Before the stairwell, there is the same mural that greets me every time.  I know that in a couple days, the smiling painted faces and yellow colored sunshine will not alleviate my tired mood in the least.  

But now, at least, I am feeling happy.  I am a junior, having moved up in the category of upperclassmen, which attributes to gaining respect--a little less than seniors obviously--and of course, the right to occasionally look down on the younger ones.

I sit with the same three other students in Homeroom as I have been for the past two years. We are a pretty diverse group:

Eric, the Vietnamese super-intelligent manga-loving boy.
Amy, the Irish girl with really long beautiful hair and an obsession with Seventeen magazine.
Natasha, the Nigerian sudoku-lover who occasionally sings to us.

Add in my crazy Homeroom teacher, who thinks of mathematics as his second child, and we have a pretty fun time.  At least I can relax a little before heading off to classes.

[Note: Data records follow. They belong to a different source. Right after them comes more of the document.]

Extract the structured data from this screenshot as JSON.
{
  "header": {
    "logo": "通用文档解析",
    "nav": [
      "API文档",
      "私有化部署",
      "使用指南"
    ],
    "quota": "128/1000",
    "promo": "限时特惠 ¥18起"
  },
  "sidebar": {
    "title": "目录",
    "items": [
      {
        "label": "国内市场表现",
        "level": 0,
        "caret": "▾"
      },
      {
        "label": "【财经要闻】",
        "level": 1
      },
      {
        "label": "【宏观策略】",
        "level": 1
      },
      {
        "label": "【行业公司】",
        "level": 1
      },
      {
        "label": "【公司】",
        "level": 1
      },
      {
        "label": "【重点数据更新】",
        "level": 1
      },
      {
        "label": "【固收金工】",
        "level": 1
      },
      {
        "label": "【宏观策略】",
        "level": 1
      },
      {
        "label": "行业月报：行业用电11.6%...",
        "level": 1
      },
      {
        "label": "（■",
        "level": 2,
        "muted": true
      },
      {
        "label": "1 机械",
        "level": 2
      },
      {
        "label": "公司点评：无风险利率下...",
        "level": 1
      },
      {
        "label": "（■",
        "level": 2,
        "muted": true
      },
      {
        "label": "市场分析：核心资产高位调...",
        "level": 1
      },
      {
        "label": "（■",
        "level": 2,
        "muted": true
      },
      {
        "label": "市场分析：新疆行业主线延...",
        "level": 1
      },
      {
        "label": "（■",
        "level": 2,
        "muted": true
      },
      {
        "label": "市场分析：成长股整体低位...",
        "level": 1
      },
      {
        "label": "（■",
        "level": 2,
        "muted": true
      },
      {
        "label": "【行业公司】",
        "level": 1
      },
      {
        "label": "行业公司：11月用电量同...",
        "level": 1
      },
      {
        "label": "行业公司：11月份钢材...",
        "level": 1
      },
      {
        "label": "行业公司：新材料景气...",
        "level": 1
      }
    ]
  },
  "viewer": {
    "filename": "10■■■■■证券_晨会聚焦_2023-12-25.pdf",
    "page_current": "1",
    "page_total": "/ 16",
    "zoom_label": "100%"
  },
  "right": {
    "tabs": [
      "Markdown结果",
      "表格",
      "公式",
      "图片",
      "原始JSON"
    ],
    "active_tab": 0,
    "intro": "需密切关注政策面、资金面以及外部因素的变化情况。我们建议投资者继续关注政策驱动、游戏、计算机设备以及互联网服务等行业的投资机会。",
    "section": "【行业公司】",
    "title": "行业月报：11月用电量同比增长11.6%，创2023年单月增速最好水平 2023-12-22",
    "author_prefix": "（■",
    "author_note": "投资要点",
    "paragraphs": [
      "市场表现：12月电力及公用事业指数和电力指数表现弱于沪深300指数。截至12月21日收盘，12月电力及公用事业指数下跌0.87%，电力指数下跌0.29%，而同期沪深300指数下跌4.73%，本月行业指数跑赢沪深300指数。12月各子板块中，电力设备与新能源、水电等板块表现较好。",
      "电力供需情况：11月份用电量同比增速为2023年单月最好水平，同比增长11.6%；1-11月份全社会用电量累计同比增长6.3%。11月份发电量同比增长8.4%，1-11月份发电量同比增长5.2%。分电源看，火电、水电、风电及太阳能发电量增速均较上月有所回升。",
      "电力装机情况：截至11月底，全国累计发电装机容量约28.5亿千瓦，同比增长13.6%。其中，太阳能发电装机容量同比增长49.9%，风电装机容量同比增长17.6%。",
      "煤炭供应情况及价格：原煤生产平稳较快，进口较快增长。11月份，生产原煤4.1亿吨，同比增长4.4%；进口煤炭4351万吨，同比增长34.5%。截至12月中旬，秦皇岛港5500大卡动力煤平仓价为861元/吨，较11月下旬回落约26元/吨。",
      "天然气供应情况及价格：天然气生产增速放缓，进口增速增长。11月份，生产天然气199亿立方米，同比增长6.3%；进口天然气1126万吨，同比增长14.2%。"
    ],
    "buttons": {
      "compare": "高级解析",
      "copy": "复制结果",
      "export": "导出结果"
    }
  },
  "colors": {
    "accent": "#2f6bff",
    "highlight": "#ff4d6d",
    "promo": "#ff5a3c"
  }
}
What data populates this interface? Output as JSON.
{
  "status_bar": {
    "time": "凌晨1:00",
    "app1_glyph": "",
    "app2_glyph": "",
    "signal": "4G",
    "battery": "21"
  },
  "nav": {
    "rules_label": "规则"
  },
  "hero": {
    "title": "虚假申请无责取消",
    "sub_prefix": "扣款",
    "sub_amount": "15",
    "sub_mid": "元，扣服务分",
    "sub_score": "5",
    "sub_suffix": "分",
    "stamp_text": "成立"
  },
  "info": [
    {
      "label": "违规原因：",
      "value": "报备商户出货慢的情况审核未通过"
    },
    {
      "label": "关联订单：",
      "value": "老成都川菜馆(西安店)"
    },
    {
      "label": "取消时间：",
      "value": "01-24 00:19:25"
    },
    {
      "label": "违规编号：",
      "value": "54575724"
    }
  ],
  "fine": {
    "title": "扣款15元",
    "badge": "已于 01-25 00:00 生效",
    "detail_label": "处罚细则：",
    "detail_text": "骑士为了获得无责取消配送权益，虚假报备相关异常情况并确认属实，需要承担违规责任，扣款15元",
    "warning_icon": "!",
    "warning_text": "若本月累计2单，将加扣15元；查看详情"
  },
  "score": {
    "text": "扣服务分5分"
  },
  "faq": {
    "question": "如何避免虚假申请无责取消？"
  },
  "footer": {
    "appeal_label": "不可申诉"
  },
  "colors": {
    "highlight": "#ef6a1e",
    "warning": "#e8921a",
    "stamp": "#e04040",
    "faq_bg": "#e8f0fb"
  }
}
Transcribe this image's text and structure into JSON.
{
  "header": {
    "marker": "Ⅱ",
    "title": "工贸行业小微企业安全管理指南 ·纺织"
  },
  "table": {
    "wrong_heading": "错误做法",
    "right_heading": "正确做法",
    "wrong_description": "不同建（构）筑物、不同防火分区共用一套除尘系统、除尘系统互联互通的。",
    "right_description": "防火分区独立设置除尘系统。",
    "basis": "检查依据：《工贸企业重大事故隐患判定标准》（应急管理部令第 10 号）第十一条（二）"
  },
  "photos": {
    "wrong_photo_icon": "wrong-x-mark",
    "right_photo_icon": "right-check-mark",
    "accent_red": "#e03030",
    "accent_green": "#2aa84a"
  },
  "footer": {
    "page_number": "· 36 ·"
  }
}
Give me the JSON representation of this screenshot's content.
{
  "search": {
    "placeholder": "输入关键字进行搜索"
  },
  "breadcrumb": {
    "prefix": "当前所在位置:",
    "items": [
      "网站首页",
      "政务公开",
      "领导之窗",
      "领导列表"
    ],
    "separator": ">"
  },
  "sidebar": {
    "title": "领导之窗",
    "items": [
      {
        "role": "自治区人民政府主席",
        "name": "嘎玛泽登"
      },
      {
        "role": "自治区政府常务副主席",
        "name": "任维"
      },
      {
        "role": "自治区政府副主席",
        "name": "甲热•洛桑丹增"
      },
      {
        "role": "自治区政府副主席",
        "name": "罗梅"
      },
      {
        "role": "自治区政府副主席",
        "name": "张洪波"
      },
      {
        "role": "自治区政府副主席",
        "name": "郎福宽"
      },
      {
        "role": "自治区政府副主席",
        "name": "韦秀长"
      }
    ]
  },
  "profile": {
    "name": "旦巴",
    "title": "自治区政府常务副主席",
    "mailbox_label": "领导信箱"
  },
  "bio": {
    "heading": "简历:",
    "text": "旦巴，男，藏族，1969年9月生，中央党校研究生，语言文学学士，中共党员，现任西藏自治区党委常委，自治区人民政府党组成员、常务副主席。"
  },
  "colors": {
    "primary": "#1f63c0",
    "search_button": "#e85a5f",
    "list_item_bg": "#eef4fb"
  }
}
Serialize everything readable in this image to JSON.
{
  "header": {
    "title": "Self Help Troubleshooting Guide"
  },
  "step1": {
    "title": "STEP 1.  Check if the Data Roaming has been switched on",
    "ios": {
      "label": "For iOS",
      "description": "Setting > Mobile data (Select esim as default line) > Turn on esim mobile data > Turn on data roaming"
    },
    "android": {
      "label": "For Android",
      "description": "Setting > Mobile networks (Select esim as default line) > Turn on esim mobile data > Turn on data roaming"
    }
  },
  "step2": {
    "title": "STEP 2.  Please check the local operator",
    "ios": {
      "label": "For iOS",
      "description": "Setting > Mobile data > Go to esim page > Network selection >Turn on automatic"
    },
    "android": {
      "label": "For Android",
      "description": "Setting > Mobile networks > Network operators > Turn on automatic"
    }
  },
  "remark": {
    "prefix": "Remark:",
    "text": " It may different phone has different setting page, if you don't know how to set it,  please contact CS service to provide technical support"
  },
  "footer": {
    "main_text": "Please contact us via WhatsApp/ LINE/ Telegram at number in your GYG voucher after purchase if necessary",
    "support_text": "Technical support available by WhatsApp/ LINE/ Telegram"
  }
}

I guess I'm quite content with my schedule.  First period is Spanish III, which is better than having P.E. first thing in the morning like last year.  You can't do much in fifty minutes of class if all the teacher is going to do is go over the syllabus and lecture us to not plagiarize and cheat.  And, really, which teacher in his right mind would make us take a mini math ACT practice test on the first day of Trignometry class?  Oh, right, my Homeroom teacher obviously, who decided I was having too much fun in Homeroom.

But, I can't complain.  As nerdy as it sounds, I can't deny that I like learning and going to school.  Sure, if you subtract everything besides the actual learning--namely, high school drama, cliques, peer pressure, gossip, and so on--then maybe high school wouldn't be such a drag.

That, of course is not the case.

I have to welcome everything, drama included.

"Iman, did you take a look at Asad?  I think he grew another four inches and God, he looks even more hot!!"

I purse my lips as Laila meticulously describes Asad's physical features.  Not that this is the first time we talked about him, and it most likely won't be the last either.

Welcome to high school, I silently tell a freshman who is bent over under the weight of a heavy backpack.